Banner Kampanye Sekolah Sehat Perkuat Budaya Hidup Bersih di Lingkungan SD
s2dikdas.fip.unesa.ac.id,
Surabaya — Upaya menjaga kesehatan warga sekolah diperkuat melalui pembuatan
banner kampanye sekolah sehat oleh siswa. Banner ini memuat pesan tentang kebersihan
diri, gizi seimbang, dan lingkungan kelas yang rapi. Kegiatan ini menanamkan
kebiasaan sehat dalam kehidupan sehari-hari. Program ini sejalan dengan SDGs
Kesehatan.
Untuk
memulai perancangan, guru memberikan wawasan mengenai faktor penentu kesehatan
anak. Siswa mempelajari hubungan antara kebersihan tangan, pola makan, dan daya
tahan tubuh. Mereka mencatat poin penting untuk dituangkan ke dalam banner.

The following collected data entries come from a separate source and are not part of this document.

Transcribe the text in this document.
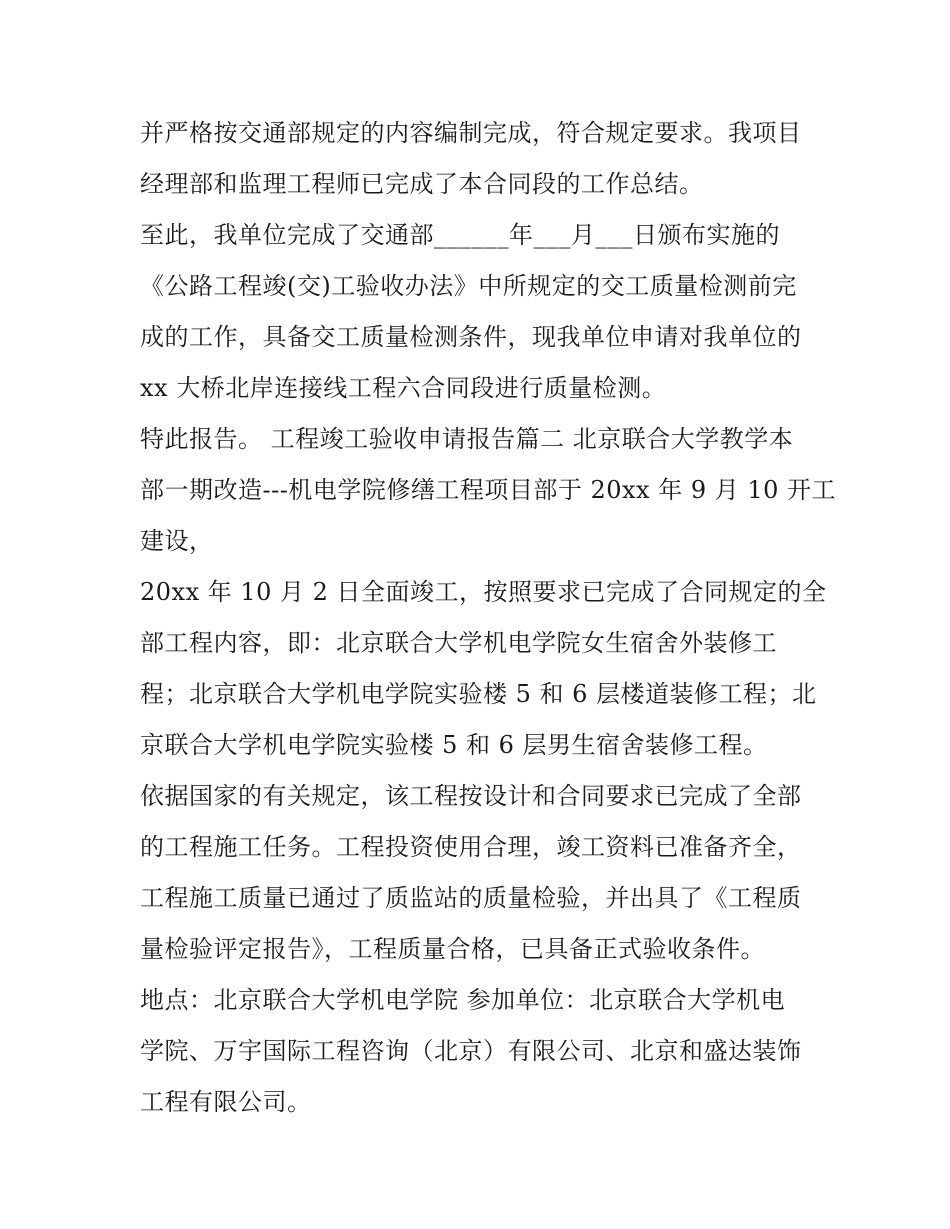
并严格按交通部规定的内容编制完成，符合规定要求。我项目
经理部和监理工程师已完成了本合同段的工作总结。
至此，我单位完成了交通部______年___月___日颁布实施的
《公路工程竣(交)工验收办法》中所规定的交工质量检测前完
成的工作，具备交工质量检测条件，现我单位申请对我单位的
xx 大桥北岸连接线工程六合同段进行质量检测。
特此报告。 工程竣工验收申请报告篇二 北京联合大学教学本
部一期改造---机电学院修缮工程项目部于 20xx 年 9 月 10 开工
建设，
20xx 年 10 月 2 日全面竣工，按照要求已完成了合同规定的全
部工程内容，即：北京联合大学机电学院女生宿舍外装修工
程；北京联合大学机电学院实验楼 5 和 6 层楼道装修工程；北
京联合大学机电学院实验楼 5 和 6 层男生宿舍装修工程。
依据国家的有关规定，该工程按设计和合同要求已完成了全部
的工程施工任务。工程投资使用合理，竣工资料已准备齐全，
工程施工质量已通过了质监站的质量检验，并出具了《工程质
量检验评定报告》，工程质量合格，已具备正式验收条件。
地点：北京联合大学机电学院 参加单位：北京联合大学机电
学院、万宇国际工程咨询（北京）有限公司、北京和盛达装饰
工程有限公司。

Proses ini melatih kemampuan merangkum informasi.
Banner
dirancang dalam ukuran besar dengan warna yang cerah. Siswa menambahkan
ilustrasi sabun, buah, sayur, dan simbol larangan membuang sampah sembarangan.
Guru membimbing mereka agar setiap elemen ditempatkan secara proporsional.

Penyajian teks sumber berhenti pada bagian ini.